Le rapport entre le modèle et l’artiste peut permettre de se décomplexer totalement. Je ne juge jamais. J’écoute et je dessine. J’aime noter des idées et m’inspirer du vécu. Au même titre que le scénariste de BD Fabien Vehlmann dans « L’Herbier sauvage », je collecte des récits érotiques.
Vous êtes également modèle photo. Est-ce un exercice différent ?
J’ai commencé à prendre des photos suite à une rupture. Mon petit ami avait une emprise trop forte sur mon être et mon corps. J’ai voulu explorer un nouvel univers – celui de la photographie. Mon ex considérait que ma nouvelle activité s’apparentait à de la prostitution. J’ai alors décidé de le quitter. Seule, j’ai pu faire ce que je voulais. J’ai fréquenté des photographes femmes car leur travail me plaisait beaucoup. Elles savaient que j’étais dessinatrice – Certaines ont alors eu envie de poser pour moi. Ces photographes se déshabillaient devant moi puis ce fut mon tour de l’être devant leur objectif. C’était un vrai dialogue artistique.
Le corps est-il trop caché dans l’art selon vous ?
Notre rapport au corps est ambigu de nos jours. Que ce soit au cinéma, dans les clips vidéos ou avec la photographie, les corps nus sont de plus en plus exhibés. Pourtant, paradoxalement, la censure perdure notamment sur les réseaux sociaux.
Selon moi, la nudité ne doit jamais être gratuite. Elle doit avoir un sens dans un récit ou dans une démarche artistique.
Comment est venue l’idée du fanzine Peau aime ?
Un soir, au début du mois de juillet 2020, j’étais dans mon lit et je regardai des fanzines réalisés lors de mes études. C’était avant tout un travail de pliage à la japonaise réalisé avec l’imprimante de l’école. L’aspect était moyen car trop scolaire. J’ai alors eu envie de réaliser une belle œuvre. Je voulais créer en premier lieu l’objet-livre.
Avec mon premier amour de lycée, j’avais étudié pour le bac le recueil « Les Mains libres » de Paul Eluard et de Man Ray. Ce livre avait été une véritable révélation pour moi. J’ai voulu rendre hommage à la fois à cette œuvre et à ce garçon que j’ai connu à l’époque.

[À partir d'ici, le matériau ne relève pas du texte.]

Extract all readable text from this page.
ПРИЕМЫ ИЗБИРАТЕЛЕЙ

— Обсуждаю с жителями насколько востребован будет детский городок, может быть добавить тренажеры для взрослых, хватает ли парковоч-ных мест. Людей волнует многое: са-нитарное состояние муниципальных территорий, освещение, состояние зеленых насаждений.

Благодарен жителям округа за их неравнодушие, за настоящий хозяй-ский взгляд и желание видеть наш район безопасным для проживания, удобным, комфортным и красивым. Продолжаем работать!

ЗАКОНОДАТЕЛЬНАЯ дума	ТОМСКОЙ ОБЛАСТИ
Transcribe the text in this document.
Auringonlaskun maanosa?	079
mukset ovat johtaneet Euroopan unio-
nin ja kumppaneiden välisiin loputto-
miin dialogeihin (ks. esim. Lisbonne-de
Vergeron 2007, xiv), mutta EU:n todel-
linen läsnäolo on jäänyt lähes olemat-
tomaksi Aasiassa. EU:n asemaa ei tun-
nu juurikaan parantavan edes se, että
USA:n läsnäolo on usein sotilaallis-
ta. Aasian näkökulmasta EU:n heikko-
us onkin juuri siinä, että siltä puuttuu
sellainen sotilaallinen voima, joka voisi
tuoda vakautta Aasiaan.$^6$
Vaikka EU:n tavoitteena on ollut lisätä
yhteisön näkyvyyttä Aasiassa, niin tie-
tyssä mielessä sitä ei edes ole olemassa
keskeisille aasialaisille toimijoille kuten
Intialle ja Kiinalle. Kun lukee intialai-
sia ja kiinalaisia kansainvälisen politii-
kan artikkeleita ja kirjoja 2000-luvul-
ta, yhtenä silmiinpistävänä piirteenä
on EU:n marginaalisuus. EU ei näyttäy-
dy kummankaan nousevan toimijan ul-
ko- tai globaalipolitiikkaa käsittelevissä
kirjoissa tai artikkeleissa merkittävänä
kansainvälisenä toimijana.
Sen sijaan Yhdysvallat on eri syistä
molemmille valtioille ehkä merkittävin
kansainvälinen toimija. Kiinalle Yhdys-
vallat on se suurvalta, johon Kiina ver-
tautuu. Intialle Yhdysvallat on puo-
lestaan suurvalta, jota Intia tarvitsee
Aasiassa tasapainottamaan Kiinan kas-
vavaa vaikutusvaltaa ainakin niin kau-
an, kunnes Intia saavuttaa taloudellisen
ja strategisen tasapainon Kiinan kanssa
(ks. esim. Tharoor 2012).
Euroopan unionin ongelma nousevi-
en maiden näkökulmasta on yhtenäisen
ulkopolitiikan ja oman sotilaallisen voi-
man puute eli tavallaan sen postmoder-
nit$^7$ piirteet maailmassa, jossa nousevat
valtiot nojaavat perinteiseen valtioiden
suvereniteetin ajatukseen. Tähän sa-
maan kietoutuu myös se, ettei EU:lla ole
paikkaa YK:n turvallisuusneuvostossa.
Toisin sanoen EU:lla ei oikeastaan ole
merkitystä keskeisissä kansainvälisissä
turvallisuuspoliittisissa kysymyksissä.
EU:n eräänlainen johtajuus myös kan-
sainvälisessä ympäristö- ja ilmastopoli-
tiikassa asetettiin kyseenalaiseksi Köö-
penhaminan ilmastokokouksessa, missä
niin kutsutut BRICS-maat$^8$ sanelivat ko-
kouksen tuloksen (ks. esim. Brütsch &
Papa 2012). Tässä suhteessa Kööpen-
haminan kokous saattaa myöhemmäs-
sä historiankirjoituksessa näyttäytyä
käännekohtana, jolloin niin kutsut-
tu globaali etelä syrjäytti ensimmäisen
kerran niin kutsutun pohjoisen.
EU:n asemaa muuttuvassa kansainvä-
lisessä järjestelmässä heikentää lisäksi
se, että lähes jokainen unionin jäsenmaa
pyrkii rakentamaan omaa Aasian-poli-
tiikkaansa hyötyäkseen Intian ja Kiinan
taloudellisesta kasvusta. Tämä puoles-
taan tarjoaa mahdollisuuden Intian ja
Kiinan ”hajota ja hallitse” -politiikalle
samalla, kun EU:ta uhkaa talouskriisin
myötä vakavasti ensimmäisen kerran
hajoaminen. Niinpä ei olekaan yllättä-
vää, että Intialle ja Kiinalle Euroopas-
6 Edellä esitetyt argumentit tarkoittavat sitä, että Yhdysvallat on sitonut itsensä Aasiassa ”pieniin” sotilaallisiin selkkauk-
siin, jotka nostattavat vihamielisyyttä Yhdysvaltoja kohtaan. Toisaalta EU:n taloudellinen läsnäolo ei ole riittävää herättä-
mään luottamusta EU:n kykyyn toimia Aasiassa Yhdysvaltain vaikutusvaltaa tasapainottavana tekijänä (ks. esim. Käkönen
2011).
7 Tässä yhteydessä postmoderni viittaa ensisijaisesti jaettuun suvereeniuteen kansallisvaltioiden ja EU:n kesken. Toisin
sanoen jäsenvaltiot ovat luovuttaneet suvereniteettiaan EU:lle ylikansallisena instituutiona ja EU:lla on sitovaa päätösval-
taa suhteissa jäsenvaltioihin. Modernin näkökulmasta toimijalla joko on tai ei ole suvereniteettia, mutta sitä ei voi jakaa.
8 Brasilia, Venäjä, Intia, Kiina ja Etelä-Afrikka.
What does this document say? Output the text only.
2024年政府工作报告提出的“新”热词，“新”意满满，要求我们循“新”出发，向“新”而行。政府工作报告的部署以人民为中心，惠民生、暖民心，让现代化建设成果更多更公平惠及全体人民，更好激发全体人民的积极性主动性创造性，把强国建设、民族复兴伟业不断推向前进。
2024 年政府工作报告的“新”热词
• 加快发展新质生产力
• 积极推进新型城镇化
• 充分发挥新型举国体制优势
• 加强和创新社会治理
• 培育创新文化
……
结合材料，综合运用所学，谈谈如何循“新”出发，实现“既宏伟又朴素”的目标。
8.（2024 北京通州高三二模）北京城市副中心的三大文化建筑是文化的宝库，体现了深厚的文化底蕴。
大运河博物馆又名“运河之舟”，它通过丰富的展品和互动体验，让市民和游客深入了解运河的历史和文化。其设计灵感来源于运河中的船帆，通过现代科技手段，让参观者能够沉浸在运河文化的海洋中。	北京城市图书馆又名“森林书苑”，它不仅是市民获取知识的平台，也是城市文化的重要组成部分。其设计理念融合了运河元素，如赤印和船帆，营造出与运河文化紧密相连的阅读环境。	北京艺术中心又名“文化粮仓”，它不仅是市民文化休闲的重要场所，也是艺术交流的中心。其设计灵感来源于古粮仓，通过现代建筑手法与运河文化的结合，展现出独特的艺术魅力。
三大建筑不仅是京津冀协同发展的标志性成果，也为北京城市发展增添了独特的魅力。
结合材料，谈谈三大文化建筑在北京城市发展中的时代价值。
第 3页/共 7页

J’ai relu « Les Mains libres ». Les poèmes étaient de remarquables exemples car très courts. Je ne voulais pas d’un travail qui pouvait s’apparenter à de la dissertation. J’ai choisi le poème qui était le plus proche de ce que je voulais raconter.
En aucun cas, je ne voulais pas non plus d’un fanzine écrit d’une seule main. Je voulais m’entourer de d’autres artistes. Peau aime doit être un travail collectif. J’ai alors lancé un appel sur les réseaux sociaux. Certaines personnes m’ont répondu qu’elles aimaient mon idée et se sont portées volontaires. J’en ai également parlé à des amis et des artistes avec qui j’avais pu travaillés auparavant.
Le projet a pris de l’ampleur. Cela m’a donné du courage. J’ai alors décidé de contacter des professionnels dont j’admirais le travail artistique. Tous ceux que j’ai contactés ont accepté de me suivre. Ce fut formidable pour moi.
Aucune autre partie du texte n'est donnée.